It’s always been easy to love the parts of me that others seem to love. But then I just become an expression of what other people love, rather than what’s true within me. It’s easy to figure out an algorithm by examining what receives a lot of likes, shares and attention. Knowing the best times to post, the words you should and shouldn’t use, the popular trends. It doesn’t guarantee that you’ll be liked, but it guarantees you’ll be seen.
I like being liked, but I don’t always like being seen. Humans love connection – we are social creatures. I love connection. I feel better when I know that someone else gets me. When someone laughs along with me. When I hug my friend and neither of us want to let go. One of the worst feelings is sharing something I care deeply about, to then be laughed at, shoulder shrugged, criticised, feeling as if I stepped out of line. I showed too much.
Feeling ‘seen’ is scary. Especially when it’s not curated and planned, when there are no filters or delete buttons. An ugly emotion creeps up that you convinced yourself you weren’t capable of feeling. You say something in the moment that you don’t believe in, or maybe you do believe it, and now you doubt yourself.
Whenever I try to fit in, I think my quirks exacerbate to remind me I’m not meant to. My clumsiness kicks in and I tumble over. I speak too fast and excitedly interrupt others or stumble over my words and they don’t come out the way they’re intended to. This feels scary in a society that cancels people based on words rather than actions and intentions.
I used to think that I could create this perfect version of myself by working on myself, by manifesting and sharing love and light. You can create a perfect life on the surface, but are you really living in it unless you’re allowing yourself to feel and express what’s going on beneath the surface?
In the last year, I have shined a light on the parts of myself that I shamed into the shadows. The parts that want to be seen and felt, not just liked. The parts of myself that get upset easily and are sensitive. The parts of myself that are embarrassed for not getting it right. The parts that over-indulge and love to push extremes. The inner repressed rage buried within my bones for all the times I said ‘yes’ instead of ‘no’. The needy clingy intense parts of me that I am scared to let others see.
Feeling and acknowledging these feelings has not been a pleasant experience of love and light, and I’m not sure I advise that everyone delves deep into their darkness, because we can easily get lost in it. But acknowledging I have these emotions has helped me feel more human. Accepting all parts of me, knowing they are not all of me, has helped me give myself the love and attention I crave from others. But I still believe we need others, we need social connection.
When I look at the world right now, there are polar-opposite extremes: there are people with very little and others with too much.
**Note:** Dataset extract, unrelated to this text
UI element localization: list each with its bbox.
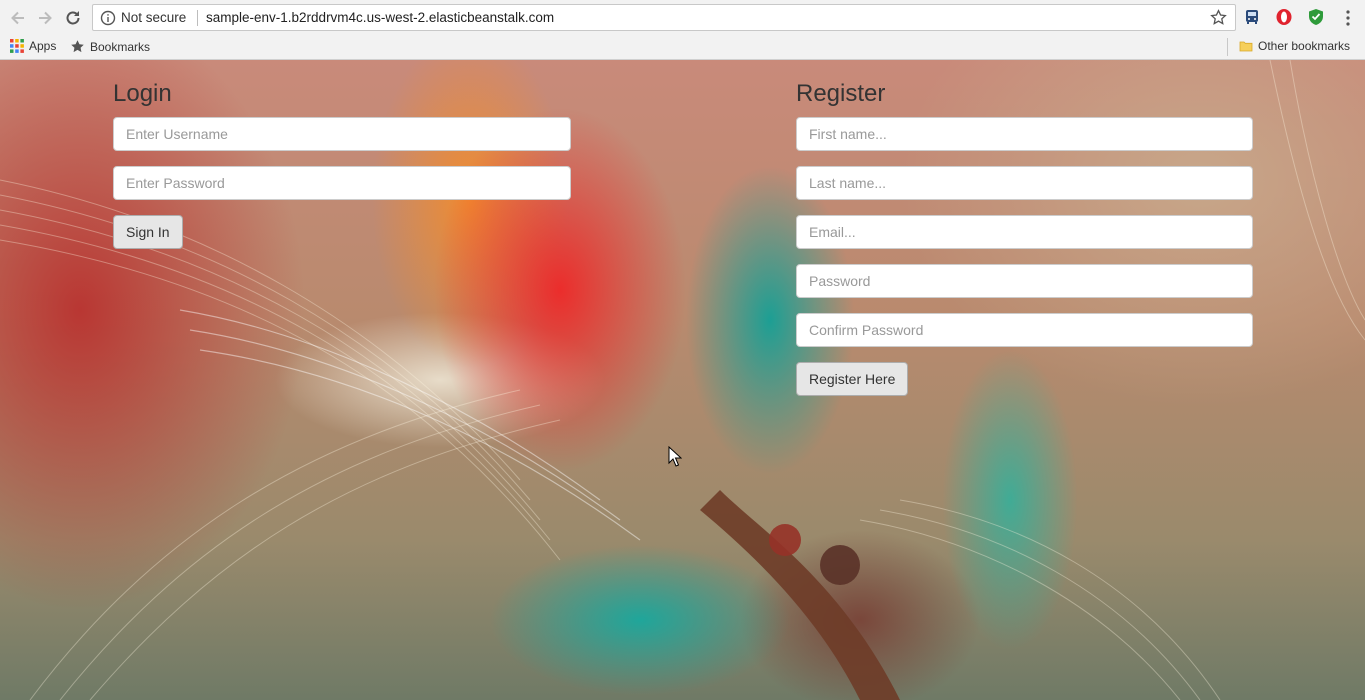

In my opinion, silencing, shaming, and repressing hasn’t helped anyone except for those who want to control and keep things a certain way. I think of people with addictions attending secret AA meetings. I think of the church abuse scandals, the troubles, the famine, the mental institutions, the Magdalene laundries. How these things aren’t talked about but they are felt. How suicide rates, addictions, mental illnesses are increasing – these things aren’t talked about but they are felt. Putting people on pedestals of perfection dehumanizes them, in the same way that putting people on a pedestal beneath us does. Expecting people to show up as one version of themselves constantly is unrealistic.
In my own life, I realised if I ignore all the hidden imperfect parts of myself, they’ll continue to play out in patterns. In our world, we can also see patterns continuing of history repeating itself in different ways. Something I have learnt is that having awareness of my own patterns helps change them. Acknowledging them, rather than turning a blind eye and dismissing them.